How to 'Make it' in The Visual Arts

Alight 2014.  Permanent work, Cardiff City Centre Alight 2014. Permanent work, Cardiff City Centre

S Mark Gubb is an artist working across a range of media incorporating sculpture, video, sound, installation and performance.  Here he gives his top 5 tips for making it in the visual arts.  Particularly useful for recent graduates but invaluable, as a reminder, to those of you who are already established.

1, First, and most important, always focus on the art. I'm putting this first as it's actually the most difficult to maintain and I often find myself not heeding my own advice. There's admin to do, things to apply for, lack of money, and all that TV and tea won't watch or drink themselves. Try and find strategies that keep you engaged in making, even when you have little time or money – it may be sketching, collage, taking pictures/shooting videos on your phone – simple, quick, easy, satisfying ways of being creative every day, even when your situation doesn't seem to want you to be. A day with 5 minutes of making in it is always better than one with none.

2, Network, network, network. This word still has a lingering stench of the 80s, attached to power-dressing and cut-throat professional manoeuvring, but all it actually means is getting out and talking to like-minded people. You need to be part of your professional community. You can be the best artist in the world, but no-one is looking for you. Get out and about, see shows, have drinks, talk to other artists, talk to curators. Once someone has seen your face and spoken actual words to you, you exist. You're no longer just a set of pixels in a monthly mail-out or on an exhibition flyer. Building a peer and professional network runs a very close second to making work in terms of importance for any sort of future sustainability or sanity.

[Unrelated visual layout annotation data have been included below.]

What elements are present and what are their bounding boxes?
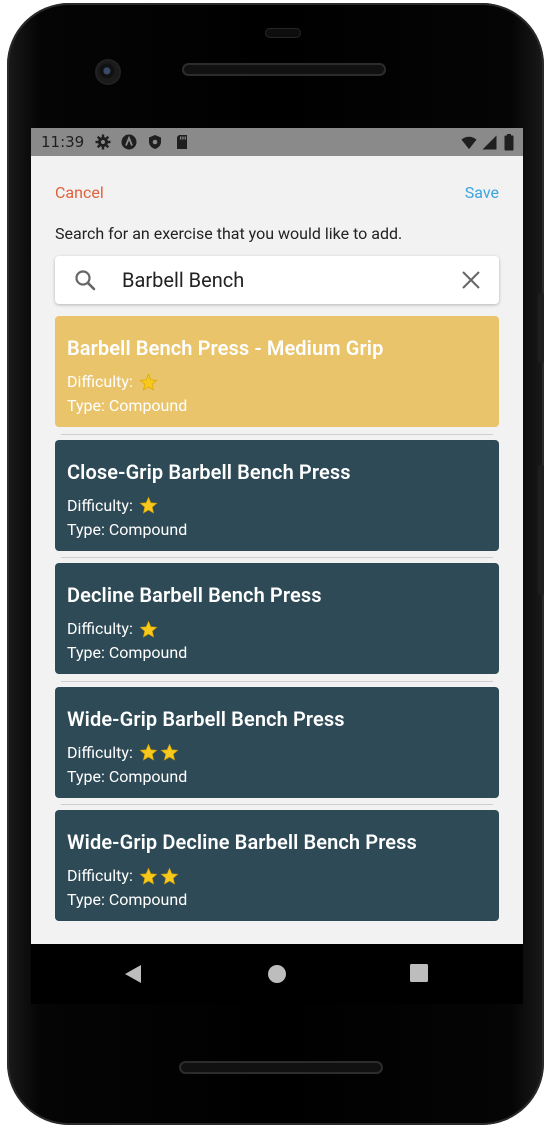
list-divider xyxy=(61,433,493,435)
recents-icon[interactable] xyxy=(410,964,428,986)
power-button xyxy=(538,293,544,363)
front-camera xyxy=(97,61,119,83)
difficulty-stars xyxy=(139,867,179,886)
exercise-type: Type: Compound xyxy=(67,643,188,662)
volume-button xyxy=(538,465,544,595)
save-button[interactable]: Save xyxy=(465,183,499,202)
bottom-speaker xyxy=(179,1061,383,1074)
close-icon[interactable] xyxy=(461,270,481,294)
exercise-title: Barbell Bench Press - Medium Grip xyxy=(67,336,384,360)
difficulty-label: Difficulty: xyxy=(67,619,133,638)
difficulty-label: Difficulty: xyxy=(67,372,133,391)
search-bar[interactable]: Barbell Bench xyxy=(55,256,499,304)
battery-icon xyxy=(501,133,517,150)
difficulty-row: Difficulty: xyxy=(67,864,487,888)
star-icon xyxy=(139,496,158,515)
status-bar: 11:39 xyxy=(31,128,523,156)
star-icon xyxy=(139,620,158,639)
difficulty-row: Difficulty: xyxy=(67,741,487,765)
list-divider xyxy=(61,680,493,682)
difficulty-label: Difficulty: xyxy=(67,495,133,515)
star-icon xyxy=(139,867,158,886)
star-icon xyxy=(139,373,158,392)
navigation-bar xyxy=(31,944,523,1004)
difficulty-label: Difficulty: xyxy=(67,866,133,885)
exercise-title: Decline Barbell Bench Press xyxy=(67,583,322,607)
difficulty-row: Difficulty: xyxy=(67,494,487,518)
difficulty-row: Difficulty: xyxy=(67,370,487,394)
cancel-button[interactable]: Cancel xyxy=(55,183,104,202)
difficulty-stars xyxy=(139,496,158,515)
star-icon xyxy=(160,743,179,762)
search-instructions: Search for an exercise that you would li… xyxy=(55,224,403,243)
shield-icon xyxy=(147,134,163,150)
top-speaker-slit xyxy=(265,28,301,38)
exercise-card[interactable]: Wide-Grip Decline Barbell Bench Press Dif… xyxy=(55,810,499,921)
signal-icon xyxy=(481,134,497,150)
exercise-title: Wide-Grip Barbell Bench Press xyxy=(67,706,345,731)
difficulty-stars xyxy=(139,373,158,392)
home-icon[interactable] xyxy=(267,964,287,988)
exercise-card-selected[interactable]: Barbell Bench Press - Medium Grip Difficu… xyxy=(55,316,499,427)
difficulty-stars xyxy=(139,743,179,762)
exercise-title: Close-Grip Barbell Bench Press xyxy=(67,459,351,484)
exercise-card[interactable]: Close-Grip Barbell Bench Press Difficulty… xyxy=(55,439,499,551)
list-divider xyxy=(61,557,493,558)
star-icon xyxy=(139,743,158,762)
back-icon[interactable] xyxy=(123,964,143,988)
difficulty-label: Difficulty: xyxy=(67,742,133,762)
exercise-type: Type: Compound xyxy=(67,766,188,786)
search-icon xyxy=(73,268,97,296)
wifi-icon xyxy=(461,134,477,150)
exercise-type: Type: Compound xyxy=(67,519,188,539)
exercise-type: Type: Compound xyxy=(67,396,188,415)
app-a-icon xyxy=(121,134,137,150)
exercise-type: Type: Compound xyxy=(67,890,188,909)
list-divider xyxy=(61,804,493,805)
exercise-card[interactable]: Decline Barbell Bench Press Difficulty: Ty… xyxy=(55,563,499,674)
app-screen: 11:39 Cancel Save Search for an exercise… xyxy=(31,128,523,944)
exercise-card[interactable]: Wide-Grip Barbell Bench Press Difficulty:… xyxy=(55,686,499,798)
search-input[interactable]: Barbell Bench xyxy=(122,268,244,292)
exercise-title: Wide-Grip Decline Barbell Bench Press xyxy=(67,830,417,854)
sd-card-icon xyxy=(174,134,190,150)
settings-icon xyxy=(95,134,111,150)
difficulty-row: Difficulty: xyxy=(67,617,487,641)
difficulty-stars xyxy=(139,620,158,639)
status-time: 11:39 xyxy=(41,133,85,151)
earpiece-speaker xyxy=(182,63,386,76)
star-icon xyxy=(160,867,179,886)
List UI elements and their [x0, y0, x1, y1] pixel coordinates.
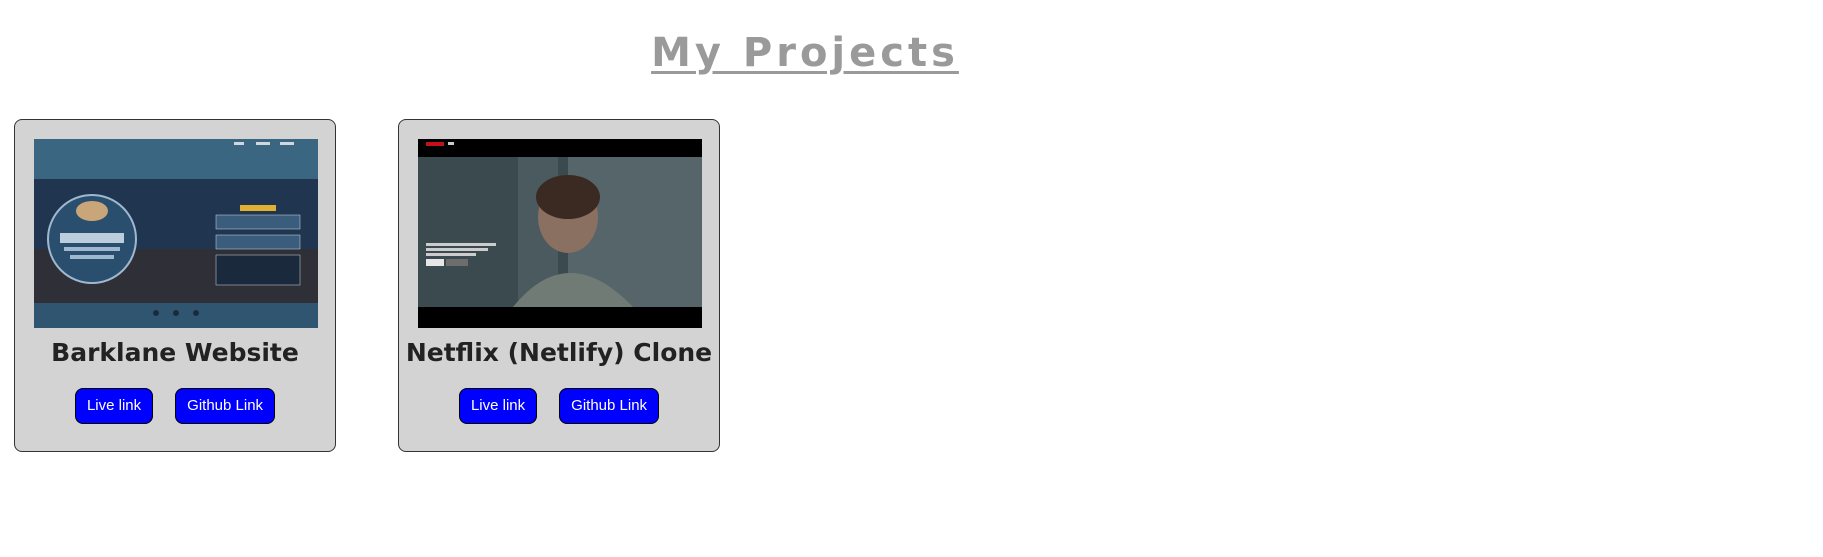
project-title: Netflix (Netlify) Clone: [405, 338, 713, 367]
live-link-button[interactable]: Live link: [458, 388, 538, 424]
netflix-clone-screenshot: [418, 139, 702, 328]
project-card-barklane: Barklane Website Live link Github Link: [14, 119, 336, 452]
project-thumbnail: [34, 139, 318, 328]
page-title: My Projects: [651, 30, 959, 76]
project-title: Barklane Website: [51, 338, 299, 367]
project-links: Live link Github Link: [15, 388, 335, 424]
barklane-website-screenshot: [34, 139, 318, 328]
project-thumbnail: [418, 139, 702, 328]
project-card-netflix-clone: Netflix (Netlify) Clone Live link Github…: [398, 119, 720, 452]
github-link-button[interactable]: Github Link: [559, 388, 660, 424]
github-link-button[interactable]: Github Link: [175, 388, 276, 424]
live-link-button[interactable]: Live link: [74, 388, 154, 424]
project-links: Live link Github Link: [399, 388, 719, 424]
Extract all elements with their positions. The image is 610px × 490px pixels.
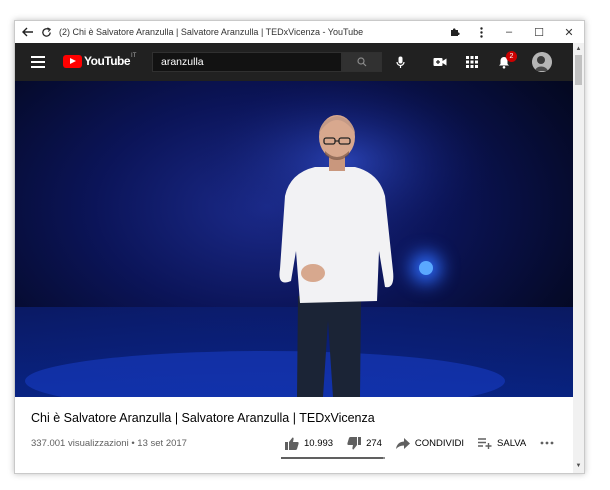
save-label: SALVA xyxy=(497,437,527,449)
microphone-icon[interactable] xyxy=(392,54,408,70)
playlist-add-icon xyxy=(478,437,492,449)
reload-icon[interactable] xyxy=(37,21,55,43)
video-meta: 337.001 visualizzazioni • 13 set 2017 xyxy=(31,438,187,449)
create-video-icon[interactable] xyxy=(432,54,448,70)
tab-title: (2) Chi è Salvatore Aranzulla | Salvator… xyxy=(59,27,364,37)
search-icon xyxy=(357,57,367,67)
video-info: Chi è Salvatore Aranzulla | Salvatore Ar… xyxy=(15,397,573,473)
back-icon[interactable] xyxy=(19,21,37,43)
close-button[interactable]: ✕ xyxy=(554,21,584,43)
youtube-play-icon xyxy=(63,54,82,68)
maximize-button[interactable]: ☐ xyxy=(524,21,554,43)
share-button[interactable]: CONDIVIDI xyxy=(395,437,465,449)
video-player[interactable] xyxy=(15,81,573,397)
search-button[interactable] xyxy=(342,52,382,72)
dislike-count: 274 xyxy=(366,437,382,449)
logo-region: IT xyxy=(131,53,137,59)
title-bar: (2) Chi è Salvatore Aranzulla | Salvator… xyxy=(15,21,584,43)
share-icon xyxy=(395,437,410,449)
search-input[interactable] xyxy=(152,52,342,72)
minimize-button[interactable]: – xyxy=(494,21,524,43)
logo-text: YouTube xyxy=(84,54,131,68)
speaker-figure xyxy=(25,81,505,397)
notification-badge: 2 xyxy=(506,51,517,62)
apps-grid-icon[interactable] xyxy=(464,54,480,70)
save-button[interactable]: SALVA xyxy=(478,438,526,449)
video-title: Chi è Salvatore Aranzulla | Salvatore Ar… xyxy=(31,411,375,425)
dislike-button[interactable]: 274 xyxy=(347,436,382,450)
extensions-icon[interactable] xyxy=(442,21,468,43)
more-actions-button[interactable] xyxy=(540,441,559,445)
sentiment-bar xyxy=(281,457,385,459)
share-label: CONDIVIDI xyxy=(414,437,465,449)
avatar[interactable] xyxy=(532,52,552,72)
page-scrollbar[interactable]: ▲ ▼ xyxy=(573,43,584,473)
youtube-logo[interactable]: YouTube IT xyxy=(63,53,137,68)
browser-window: (2) Chi è Salvatore Aranzulla | Salvator… xyxy=(14,20,585,474)
more-horizontal-icon xyxy=(540,441,554,445)
thumbs-down-icon xyxy=(347,436,362,449)
thumbs-up-icon xyxy=(285,437,299,450)
youtube-header: YouTube IT 2 xyxy=(15,43,584,81)
hamburger-menu-icon[interactable] xyxy=(31,56,45,68)
like-count: 10.993 xyxy=(304,437,334,449)
menu-dots-icon[interactable] xyxy=(468,21,494,43)
sentiment-likes-fill xyxy=(281,457,383,459)
video-actions: 10.993 274 CONDIVIDI SALVA xyxy=(285,433,573,453)
scroll-up-arrow-icon[interactable]: ▲ xyxy=(573,46,584,54)
like-button[interactable]: 10.993 xyxy=(285,437,333,450)
scroll-thumb[interactable] xyxy=(575,55,582,85)
scroll-down-arrow-icon[interactable]: ▼ xyxy=(573,463,584,471)
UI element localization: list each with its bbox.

3, Always think of the wider context for your practice. Cultural lines are more blurred than ever. You may paint, you may sculpt, you may make videos, whatever, and whilst the creation and production of your work may seem like a solitary pursuit, it has a context in the world. It may be relevant to a particular subculture or group, it may have specific relevance to a geographic location or non-art-based activity. Think around your practice and who might be interested in it. Of course your primary focus should remain on getting your work seen within an art context, but this expanded field of vision will be very useful when you come to write funding applications, or develop projects or just fancy taking a sideways step for a short while.

4, Don't worry about the other things you're doing to make money. It doesn't matter if they're not directly involved in the arts. Everyone has to make money to live, so do it however you can. Great if you can get a job in your local arts centre but, if not, work in the local call centre instead. In many ways having a totally unrelated job can help you focus on what you really want to be doing with your life.

5, Be nice. This should probably be at the top of the list. No-one wants to be friends with, or give a show to, or give support to, or give funding to, someone who isn't nice. Nice is a really bad word, but you get what I mean. Be yourself, be helpful and be proactive. (But if someone crosses you, bear a grudge forever. Not really). Be nice.